# 13.15 Geocoding and Mapping
* Collect streaming tweets, then plot their locations on an interactive map
* **Twitter disables precise location info (latitude/longitude) by default** (users must opt in to allowing Twitter to track locations) 
* Large percentage include the user’s home location information
    * Sometimes invalid or fictitious 
* Map markers will show the sender's `location` and tweet text

### [**geopy** library](https://github.com/geopy/geopy)
* Setup in Section 13.6
* **Geocoding**&mdash;translate locations into **latitude** and **longitude**
* **geopy** supports dozens of **geocoding web services**, many with **free or lite tiers**
* We’ll use **OpenMapQuest geocoding service** 

### OpenMapQuest Geocoding API
* Sign-up instructions in Section 13.6
* Convert locations, such as **Boston, MA** into their **latitudes** and **longitudes**, such as **42.3602534** and **-71.0582912**, for plotting on maps


### [**folium library**](https://github.com/python-visualization/folium) and Leaflet.js JavaScript Mapping Library
* Setup in Section 13.6
* For maps — uses **Leaflet.js JavaScript mapping library** to display maps in a web page 
* Folium save as HTML files that you can view in your web browser

## 13.15.1 Getting and Mapping the Tweets
* We’ll use utility functions from our **`tweetutilities.py`** file and class **`LocationListener`** in **`locationlistener.py`**

### Collections Required By LocationListener
* a list (`tweets`) to store the data from the tweets we collect 
* a dictionary (`counts`) to track the total number of tweets we collect and the number that have location data

In [None]:
tweets = [] 

counts = {'total_tweets': 0, 'locations': 0}

### Creating the LocationListener 
* Collect 50 tweets about `'football'`
* `LocationListener` will use utility function `get_tweet_content` (located in `tweetutilities.py`; discussed in Section 13.15.2) to place in a dictionary the `username`, tweet `text` and user `location` from each tweet

In [None]:
import keys

import tweepy

from locationlistener import LocationListener

location_listener = LocationListener(
    keys.bearer_token, counts_dict=counts, tweets_list=tweets,
    topic='football', limit=50)

### Redirect sys.stderr to sys.stdout

In [None]:
import sys

sys.stderr = sys.stdout

### Delete Existing StreamRules

In [None]:
rules = location_listener.get_rules().data

rule_ids = [rule.id for rule in rules]

location_listener.delete_rules(rule_ids)    

### Create a StreamRule
* Rule to get tweets in English (`lang:en`) about football 

In [None]:
location_listener.add_rules(
    tweepy.StreamRule('football lang:en'))

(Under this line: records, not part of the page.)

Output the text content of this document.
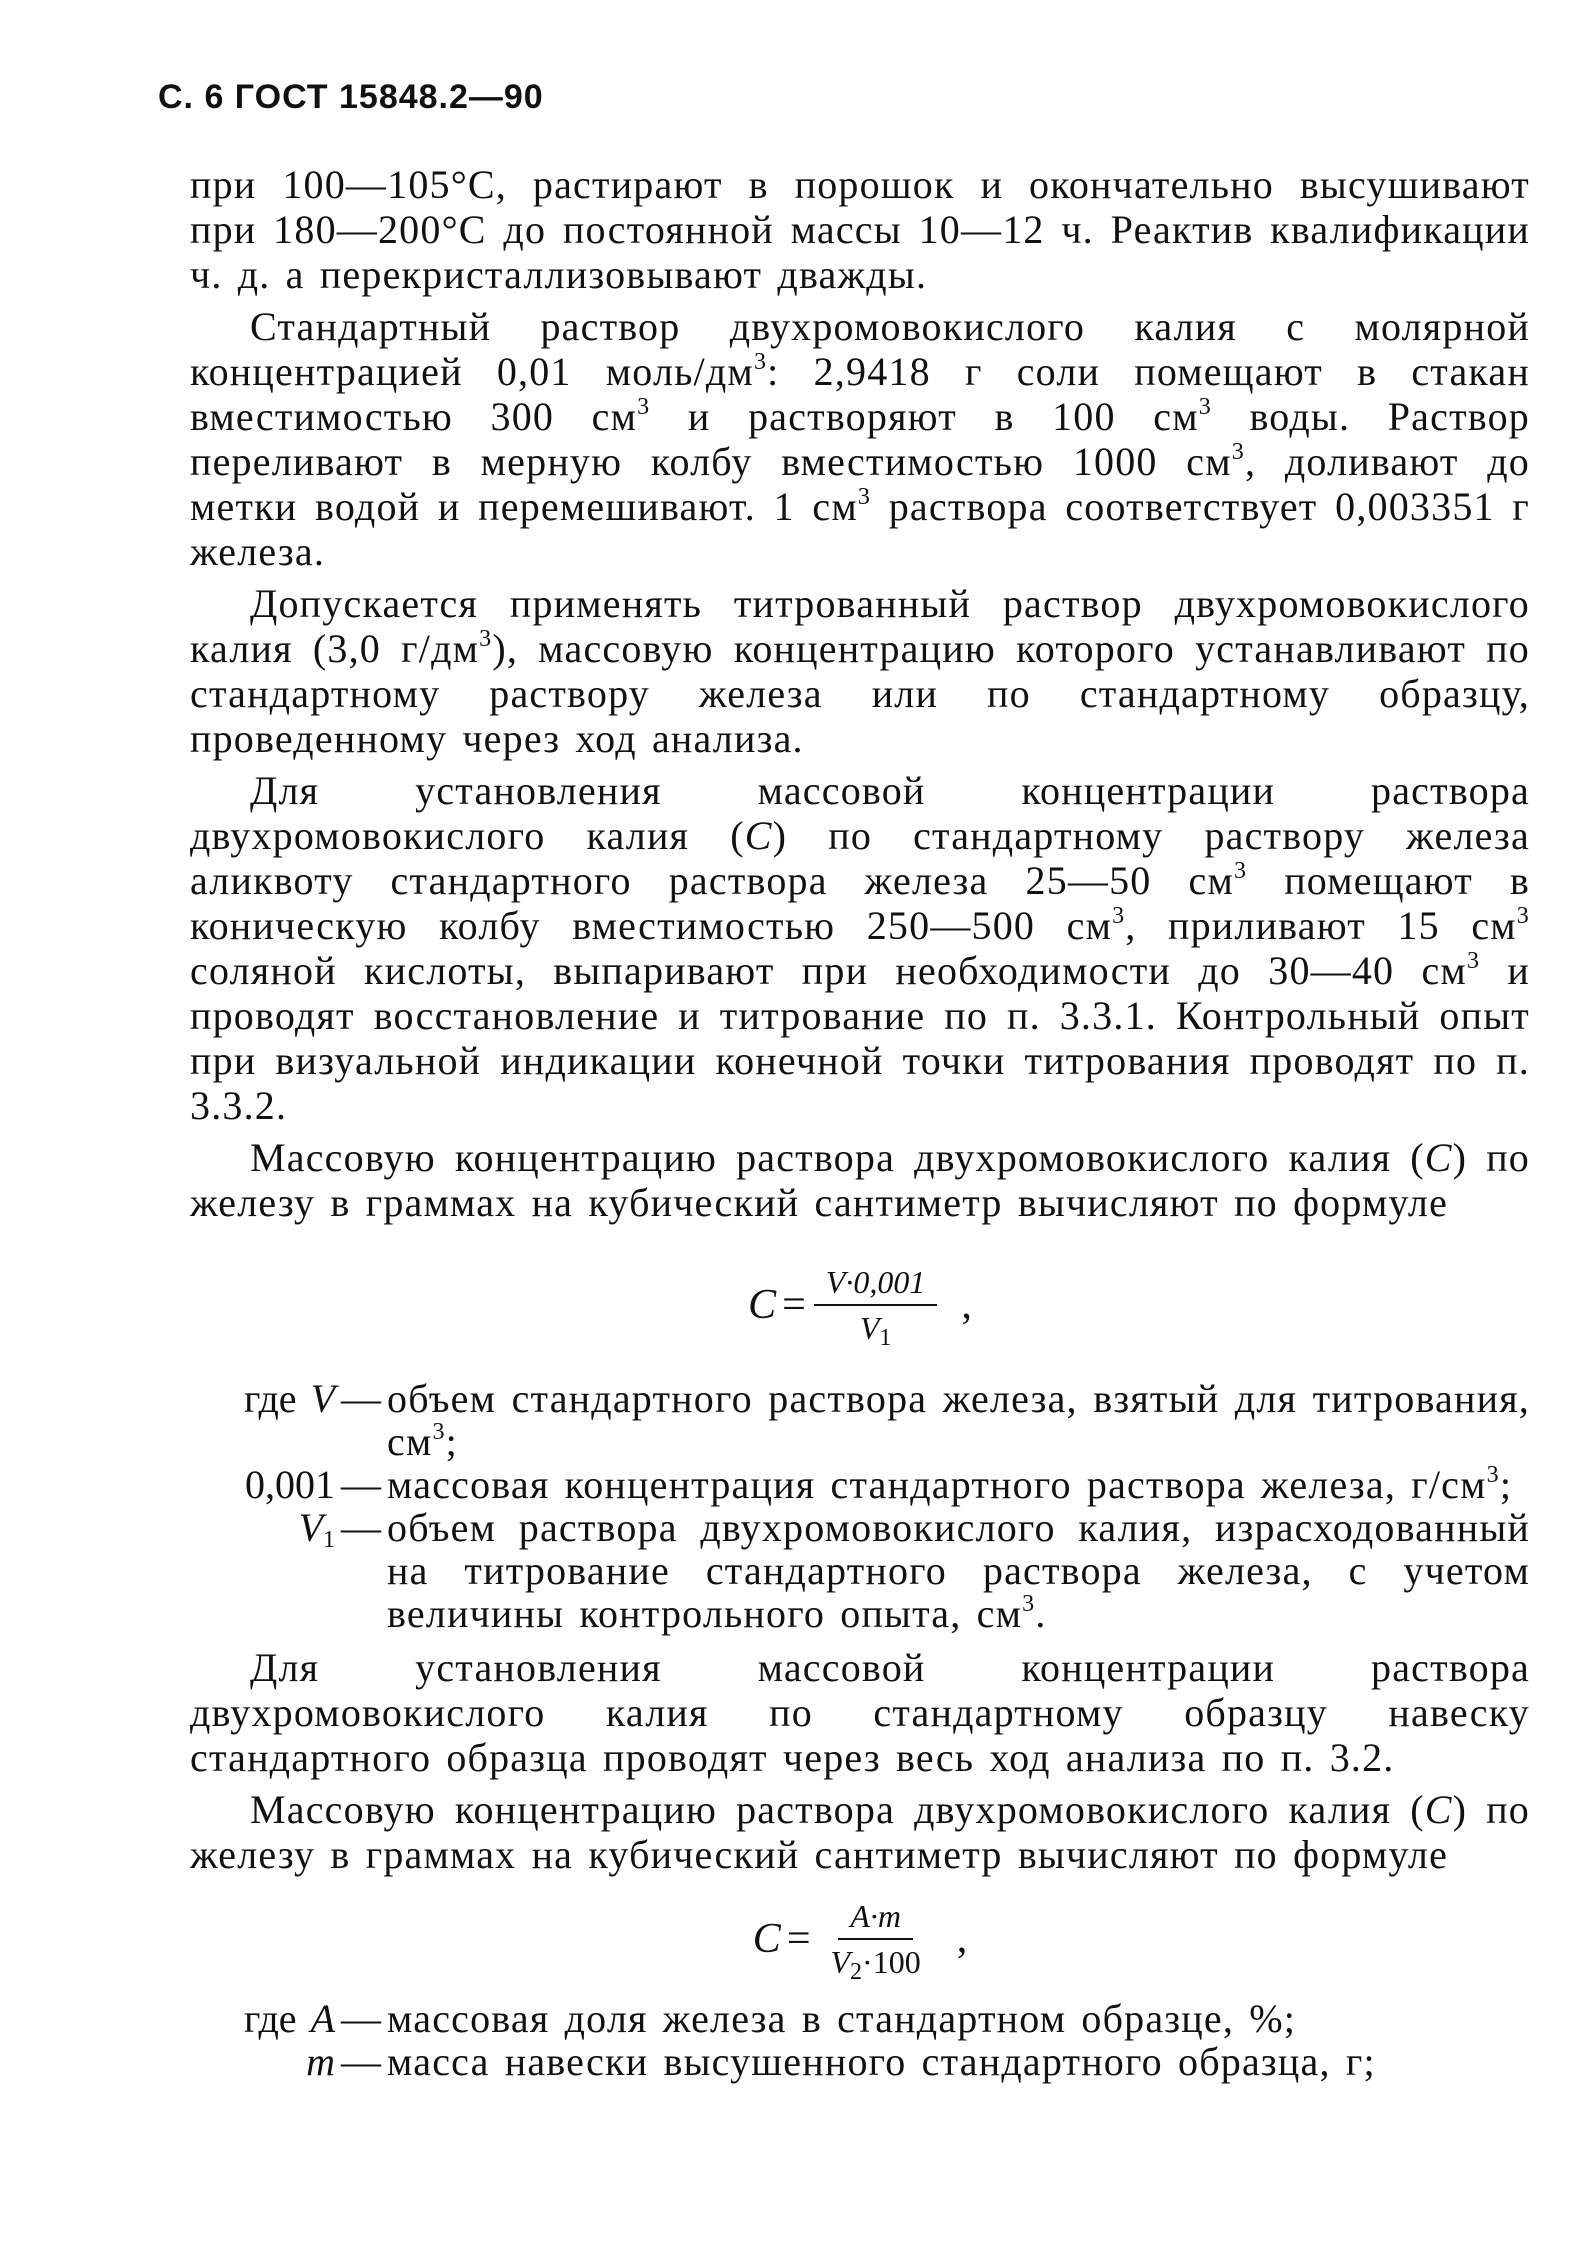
С. 6 ГОСТ 15848.2—90

при 100—105°С, растирают в порошок и окончательно высушивают при 180—200°С до постоянной массы 10—12 ч. Реактив квалификации ч. д. а перекристаллизовывают дважды.

Стандартный раствор двухромовокислого калия с молярной концентрацией 0,01 моль/$дм^3$: 2,9418 г соли помещают в стакан вместимостью 300 $см^3$ и растворяют в 100 $см^3$ воды. Раствор переливают в мерную колбу вместимостью 1000 $см^3$, доливают до метки водой и перемешивают. 1 $см^3$ раствора соответствует 0,003351 г железа.

Допускается применять титрованный раствор двухромовокислого калия (3,0 $г/дм^3$), массовую концентрацию которого устанавливают по стандартному раствору железа или по стандартному образцу, проведенному через ход анализа.

Для установления массовой концентрации раствора двухромовокислого калия (C) по стандартному раствору железа аликвоту стандартного раствора железа 25—50 $см^3$ помещают в коническую колбу вместимостью 250—500 $см^3$, приливают 15 $см^3$ соляной кислоты, выпаривают при необходимости до 30—40 $см^3$ и проводят восстановление и титрование по п. 3.3.1. Контрольный опыт при визуальной индикации конечной точки титрования проводят по п. 3.3.2.

Массовую концентрацию раствора двухромовокислого калия (C) по железу в граммах на кубический сантиметр вычисляют по формуле

$C = \frac{V\cdot 0,001}{V_1}$ ,
где V	—	объем стандартного раствора железа, взятый для титрования, $см^3$;
0,001	—	массовая концентрация стандартного раствора железа, $г/см^3$;
$V_1$	—	объем раствора двухромовокислого калия, израсходованный на титрование стандартного раствора железа, с учетом величины контрольного опыта, $см^3$.

Для установления массовой концентрации раствора двухромовокислого калия по стандартному образцу навеску стандартного образца проводят через весь ход анализа по п. 3.2.

Массовую концентрацию раствора двухромовокислого калия (C) по железу в граммах на кубический сантиметр вычисляют по формуле

$C = \frac{A\cdot m}{V_2\cdot 100}$ ,
где A	—	массовая доля железа в стандартном образце, %;
m	—	масса навески высушенного стандартного образца, г;
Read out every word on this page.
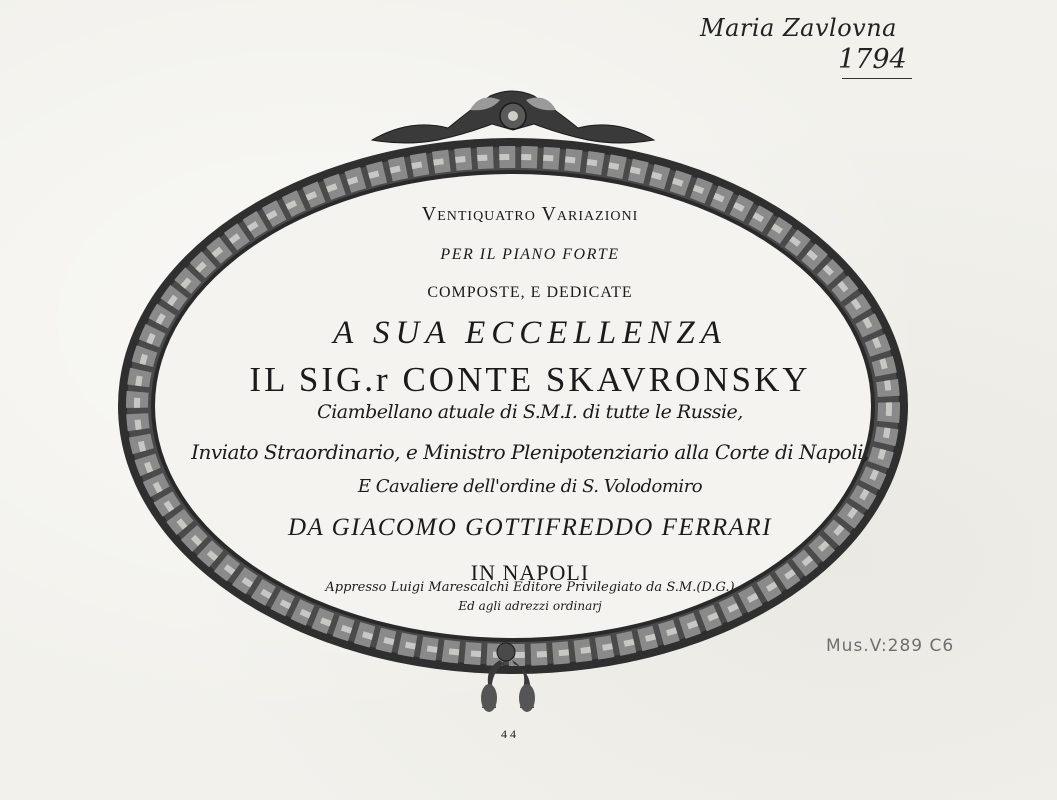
Maria Zavlovna
1794
Ventiquatro Variazioni
PER IL PIANO FORTE
COMPOSTE, E DEDICATE
A SUA ECCELLENZA
IL SIG.r CONTE SKAVRONSKY
Ciambellano atuale di S.M.I. di tutte le Russie,
Inviato Straordinario, e Ministro Plenipotenziario alla Corte di Napoli,
E Cavaliere dell'ordine di S. Volodomiro
DA GIACOMO GOTTIFREDDO FERRARI
IN NAPOLI
Appresso Luigi Marescalchi Editore Privilegiato da S.M.(D.G.)
Ed agli adrezzi ordinarj
44
Mus.V:289 C6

### Configure and Start the Stream of Tweets
* start streaming the tweets
    * expansion `'author_id'` gets information about the user who sent the tweet, including the `username`
    * `user_fields` argument specifies that the user information should include the account’s `'location'` 
    * `tweet_fields` argument specifies additional information to include with each tweet—in this case, the tweet’s `language`


In [None]:
location_listener.filter(expansions=['author_id'], 
    user_fields=['location'], tweet_fields=['lang'])

### Displaying the Location Statistics
* check how many tweets we processed, how many had locations and the percentage that had locations

In [None]:
In [14]: counts['total_tweets']

In [None]:
In [15]: counts['locations']

In [None]:
In [16]: print(f'{counts["locations"] / counts["total_tweets"]:.1%}')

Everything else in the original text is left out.